Il aimait Marguerite Dumas, cette femme qui a réussi à faire parler les silences… Céline, un monstre qui est le seul à donner une telle vie à la ponctuation. Il a même aidé Satyajit Ray, l’auteur de la nouvelle « L’ami de Bankubabu », l’histoire d’un extra-terrestre qui sympathise avec un enfant publié dans les années 60 (alors qu’à l’époque tous les extra-terrestres étaient représentés comme menaçants), scénario qui s’est finalement perdu dans les tiroirs de la Colombia et quelques années plus tard, E.T est sorti avec le succès que l’on sait. Il n’a touché aucun droit, Depardieu avec Toscan ont donc produit tous les deux ses derniers films et il a convaincu le patron de Sony Pictures Classics de diffuser les films aux Etats-Unis et d’organiser une rétrospective qui a connu un énorme succès. Suite à quoi, Satyajit a reçu enfin un oscar pour l’ensemble de son oeuvre.
Selon lui, le monde politique est cramé par le pouvoir et nous conseille de lire le texte magnifique d’Hugo Claus « Gilles et la nuit », qui raconte cet enfer.
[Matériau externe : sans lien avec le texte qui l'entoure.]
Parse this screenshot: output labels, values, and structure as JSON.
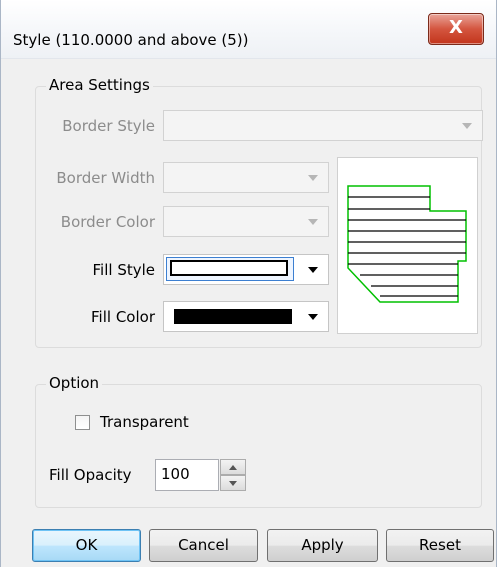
{
  "window": {
    "title": "Style (110.0000 and above (5))",
    "close_glyph": "X"
  },
  "area_settings": {
    "title": "Area Settings",
    "border_style_label": "Border Style",
    "border_width_label": "Border Width",
    "border_color_label": "Border Color",
    "fill_style_label": "Fill Style",
    "fill_color_label": "Fill Color",
    "fill_color_value": "#000000"
  },
  "option": {
    "title": "Option",
    "transparent_label": "Transparent",
    "transparent_checked": false,
    "fill_opacity_label": "Fill Opacity",
    "fill_opacity_value": "100"
  },
  "buttons": {
    "ok": "OK",
    "cancel": "Cancel",
    "apply": "Apply",
    "reset": "Reset"
  },
  "colors": {
    "preview_outline": "#00c000",
    "preview_hatch": "#000000",
    "accent": "#3c7fd1"
  }
}
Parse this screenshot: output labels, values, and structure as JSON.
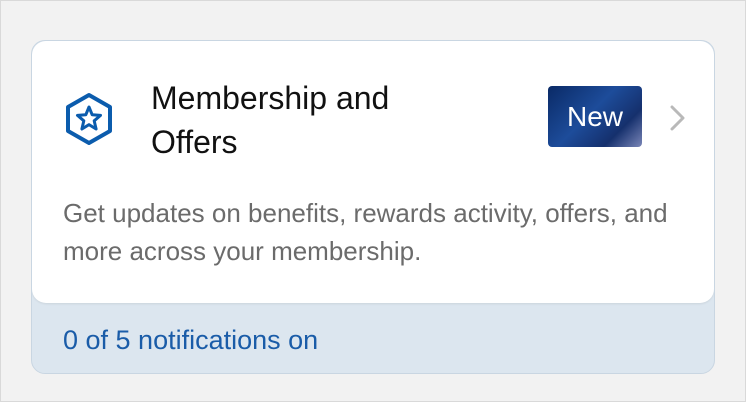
{
  "card": {
    "title": "Membership and Offers",
    "badge": "New",
    "description": "Get updates on benefits, rewards activity, offers, and more across your membership.",
    "notifications_status": "0 of 5 notifications on",
    "icon": "star-hexagon-icon",
    "chevron_icon": "chevron-right-icon"
  },
  "colors": {
    "accent": "#1a5ca8",
    "icon_blue": "#0b5cad",
    "badge_dark": "#0a2a66",
    "footer_bg": "#dce6ef"
  }
}
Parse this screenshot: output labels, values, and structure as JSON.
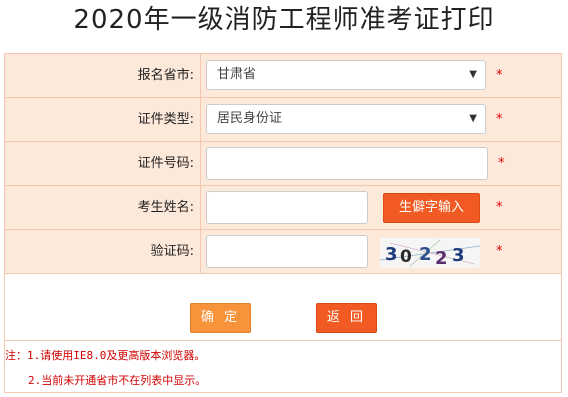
{
  "page_title": "2020年一级消防工程师准考证打印",
  "form": {
    "province": {
      "label": "报名省市:",
      "value": "甘肃省"
    },
    "id_type": {
      "label": "证件类型:",
      "value": "居民身份证"
    },
    "id_number": {
      "label": "证件号码:",
      "value": ""
    },
    "name": {
      "label": "考生姓名:",
      "value": "",
      "rare_char_button": "生僻字输入"
    },
    "captcha": {
      "label": "验证码:",
      "value": "",
      "image_text": "30223"
    },
    "required_mark": "*"
  },
  "buttons": {
    "confirm": "确 定",
    "back": "返 回"
  },
  "notes": [
    "注：1.请使用IE8.0及更高版本浏览器。",
    "2.当前未开通省市不在列表中显示。"
  ],
  "colors": {
    "row_bg": "#fde9da",
    "border": "#f2c9b0",
    "accent": "#f15a22",
    "confirm": "#f7933b",
    "required": "#dd0000"
  },
  "icons": {
    "select_arrow": "chevron-down-icon"
  }
}
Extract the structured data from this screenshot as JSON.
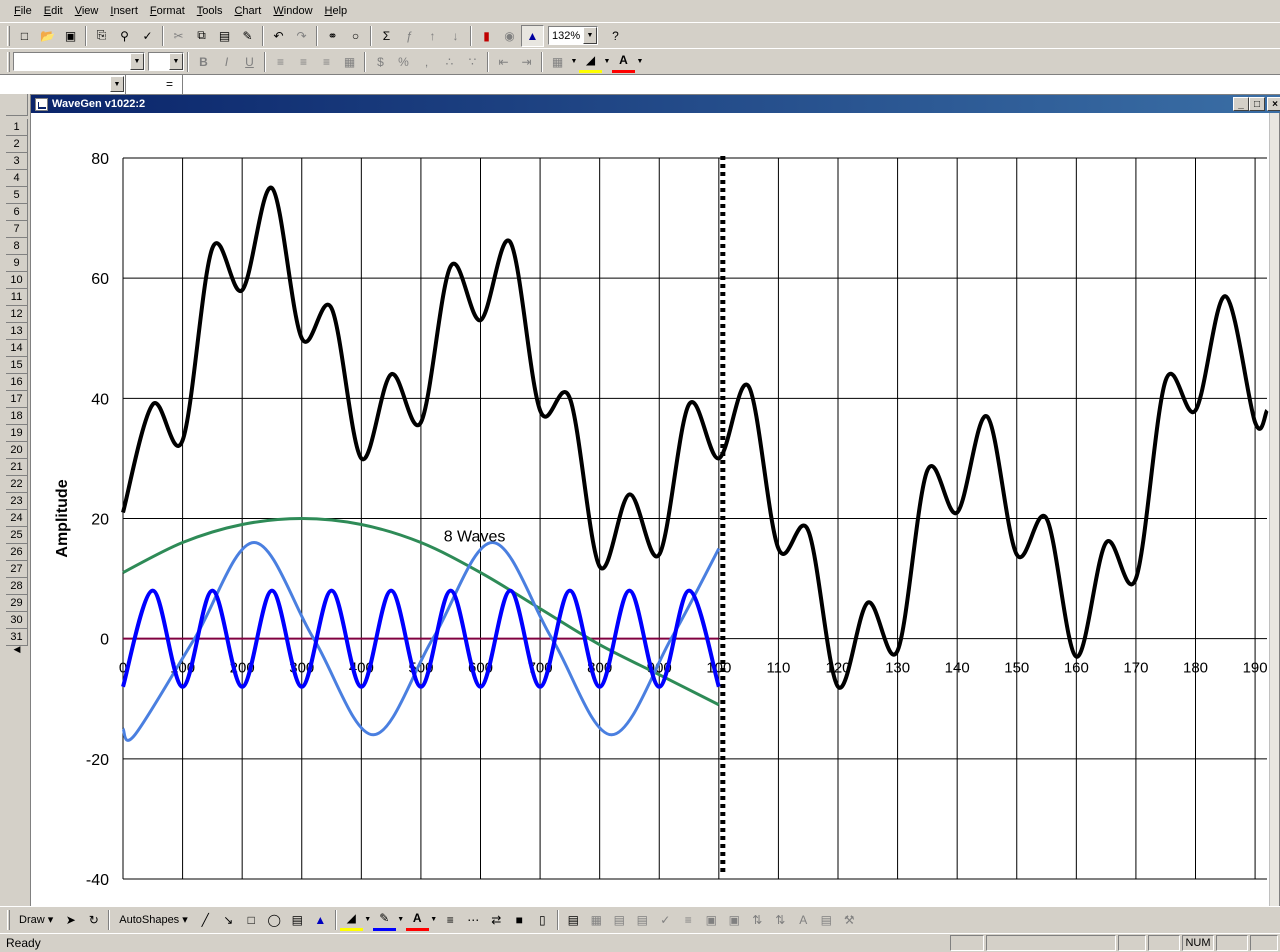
{
  "menubar": {
    "items": [
      "File",
      "Edit",
      "View",
      "Insert",
      "Format",
      "Tools",
      "Chart",
      "Window",
      "Help"
    ]
  },
  "toolbar": {
    "zoom_value": "132%"
  },
  "formatting": {
    "bold": "B",
    "italic": "I",
    "underline": "U",
    "currency": "$",
    "percent": "%",
    "comma": ",",
    "font_color_label": "A"
  },
  "formula_bar": {
    "name_box": "",
    "equals": "="
  },
  "rows": [
    "1",
    "2",
    "3",
    "4",
    "5",
    "6",
    "7",
    "8",
    "9",
    "10",
    "11",
    "12",
    "13",
    "14",
    "15",
    "16",
    "17",
    "18",
    "19",
    "20",
    "21",
    "22",
    "23",
    "24",
    "25",
    "26",
    "27",
    "28",
    "29",
    "30",
    "31"
  ],
  "window": {
    "title": "WaveGen v1022:2"
  },
  "chart_data": {
    "type": "line",
    "ylabel": "Amplitude",
    "annotation": "8 Waves",
    "ylim": [
      -40,
      80
    ],
    "y_ticks": [
      "80",
      "60",
      "40",
      "20",
      "0",
      "-20",
      "-40"
    ],
    "x_ticks_left": [
      "0",
      "100",
      "200",
      "300",
      "400",
      "500",
      "600",
      "700",
      "800",
      "900",
      "100"
    ],
    "x_ticks_right": [
      "110",
      "120",
      "130",
      "140",
      "150",
      "160",
      "170",
      "180",
      "190"
    ],
    "series": [
      {
        "color": "#000000",
        "x": [
          0,
          5,
          10,
          15,
          20,
          25,
          30,
          35,
          40,
          45,
          50,
          55,
          60,
          65,
          70,
          75,
          80,
          85,
          90,
          95,
          100,
          105,
          110,
          115,
          120,
          125,
          130,
          135,
          140,
          145,
          150,
          155,
          160,
          165,
          170,
          175,
          180,
          185,
          190,
          192
        ],
        "y": [
          21,
          39,
          33,
          65,
          58,
          75,
          50,
          55,
          30,
          44,
          36,
          62,
          53,
          66,
          38,
          40,
          12,
          24,
          14,
          39,
          30,
          42,
          15,
          18,
          -8,
          6,
          -2,
          28,
          21,
          37,
          14,
          20,
          -3,
          16,
          10,
          43,
          38,
          57,
          36,
          38
        ]
      },
      {
        "color": "#2e8b57",
        "x": [
          0,
          10,
          20,
          30,
          40,
          50,
          60,
          70,
          80,
          90,
          100
        ],
        "y": [
          11,
          16,
          19,
          20,
          19,
          16,
          11,
          5,
          -1,
          -6,
          -11
        ]
      },
      {
        "color": "#4a7fe0",
        "x": [
          0,
          2,
          12,
          22,
          32,
          42,
          52,
          62,
          72,
          82,
          92,
          100
        ],
        "y": [
          -15,
          -16,
          0,
          16,
          0,
          -16,
          0,
          16,
          0,
          -16,
          0,
          15
        ]
      },
      {
        "color": "#0000ff",
        "x": [
          0,
          5,
          10,
          15,
          20,
          25,
          30,
          35,
          40,
          45,
          50,
          55,
          60,
          65,
          70,
          75,
          80,
          85,
          90,
          95,
          100
        ],
        "y": [
          -8,
          8,
          -8,
          8,
          -8,
          8,
          -8,
          8,
          -8,
          8,
          -8,
          8,
          -8,
          8,
          -8,
          8,
          -8,
          8,
          -8,
          8,
          -8
        ]
      },
      {
        "color": "#800040",
        "x": [
          0,
          100
        ],
        "y": [
          0,
          0
        ]
      }
    ]
  },
  "drawing": {
    "draw_label": "Draw",
    "autoshapes_label": "AutoShapes"
  },
  "status": {
    "ready": "Ready",
    "num": "NUM"
  }
}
Et il suffit de relire Marcel Aymé « Uranus » pour bien la sentir cette petitesse de l’être de ceux qui ont le pouvoir. Tout y est. Il y a beaucoup de Marcel Aymé dans le Français. La preuve, c’est qu’on ne parle jamais de lui. Le Français a peur de lui parce qu’il a peur de l’image qu’il lui renvoie. Avec en plus cette manie qui nous vient de l’Amérique de publier en première page des photos de cadavres sans aucun respect pour celui qui est mort. C’est déjà ce que se demandait Saint Augustin à propos de la comédie: qu’est ce qu’il y a de si ravissant à montrer la souffrance de l’autre? Il ne voit qu’une solution à tout ça, c’est de tourner le bouton, de tout éteindre. La télé, la radio, l’ordinateur.
Il aime aussi être le con de beaucoup, et surtout des cons. Etre le con d’un con, c’est formidable.
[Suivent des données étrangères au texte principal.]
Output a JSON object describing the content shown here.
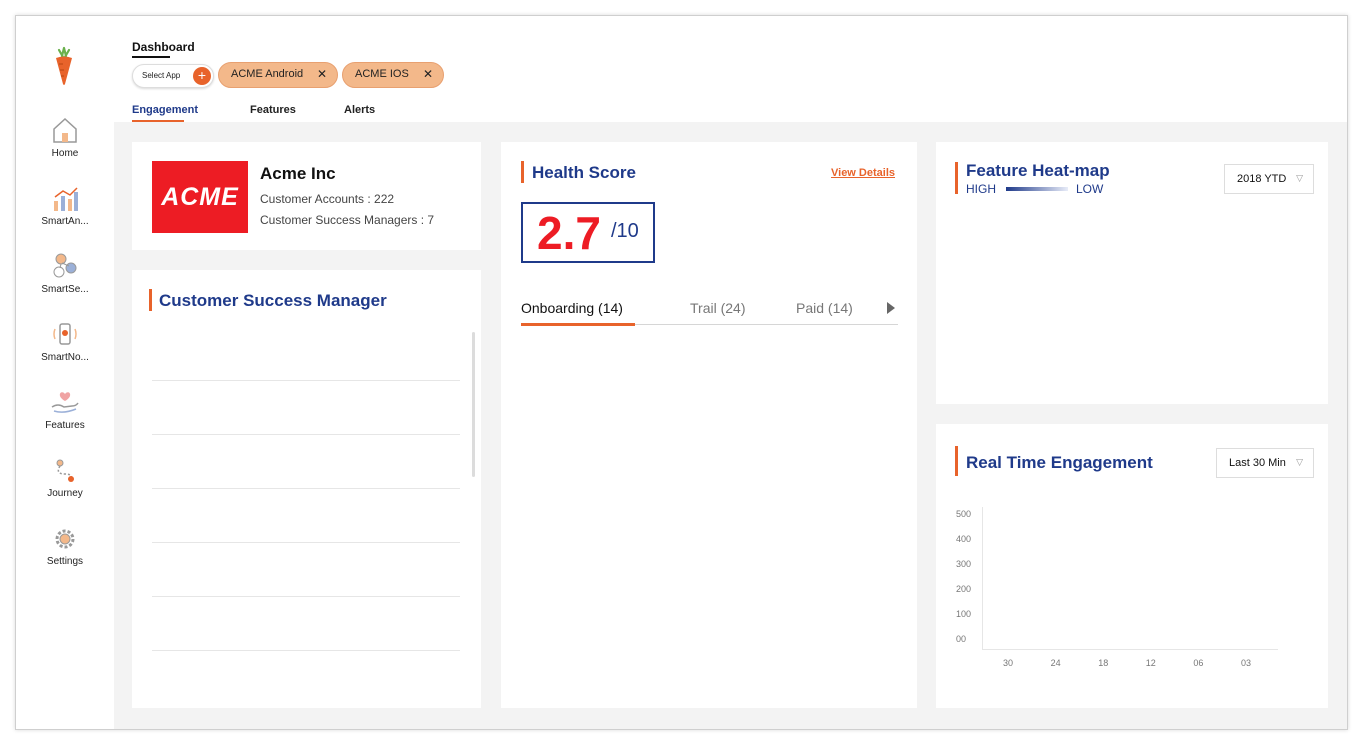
{
  "colors": {
    "accent": "#e8632b",
    "primary": "#1f3a8a",
    "score": "#ed1c24"
  },
  "sidebar": {
    "items": [
      {
        "label": "Home",
        "icon": "home-icon"
      },
      {
        "label": "SmartAn...",
        "icon": "analytics-icon"
      },
      {
        "label": "SmartSe...",
        "icon": "segments-icon"
      },
      {
        "label": "SmartNo...",
        "icon": "notifications-icon"
      },
      {
        "label": "Features",
        "icon": "features-icon"
      },
      {
        "label": "Journey",
        "icon": "journey-icon"
      },
      {
        "label": "Settings",
        "icon": "settings-icon"
      }
    ]
  },
  "header": {
    "title": "Dashboard",
    "select_app": "Select App",
    "chips": [
      {
        "label": "ACME Android"
      },
      {
        "label": "ACME IOS"
      }
    ],
    "tabs": [
      {
        "label": "Engagement"
      },
      {
        "label": "Features"
      },
      {
        "label": "Alerts"
      }
    ]
  },
  "company": {
    "logo_text": "ACME",
    "name": "Acme Inc",
    "accounts": "Customer Accounts : 222",
    "managers": "Customer Success Managers : 7"
  },
  "csm": {
    "title": "Customer Success Manager"
  },
  "health": {
    "title": "Health Score",
    "view_details": "View Details",
    "score": "2.7",
    "max": "/10",
    "tabs": [
      {
        "label": "Onboarding (14)"
      },
      {
        "label": "Trail (24)"
      },
      {
        "label": "Paid (14)"
      }
    ]
  },
  "heatmap": {
    "title": "Feature Heat-map",
    "legend_high": "HIGH",
    "legend_low": "LOW",
    "period": "2018 YTD"
  },
  "realtime": {
    "title": "Real Time Engagement",
    "range": "Last 30 Min"
  },
  "chart_data": {
    "type": "line",
    "categories": [
      "30",
      "24",
      "18",
      "12",
      "06",
      "03"
    ],
    "y_ticks": [
      "500",
      "400",
      "300",
      "200",
      "100",
      "00"
    ],
    "series": [],
    "ylim": [
      0,
      500
    ]
  }
}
Il revendique avoir toujours été un citoyen du monde, être toujours émerveillé, c’est ce qui le tient en vie. Quelqu’un qui est fatigué, c’est quelqu’un qui ne regarde plus les autres. Il cite d’ailleurs Cyrano: « Je marche, sans rien sur moi qui ne reluise, empanaché d’indépendance et de franchise ». Toujours un sourire quand tu sens une agression, un sourire et puis tu t’en vas. Il fait juste savoir de ne pas se faire contaminer par la peur des autres ni par leurs préjugés.
Son livre de chevet: « Récits d’un pèlerin russe », Dostoïevski, Pouchkine, Tolstoï… Et a franchi le pas avec la Russie quand il a entendu le mot perestroïka.
Il se moque des intellectuels: il n’y a qu’eux-mêmes qu’ils ne méprisent pas, c’est pourquoi il faut les laisser entre eux.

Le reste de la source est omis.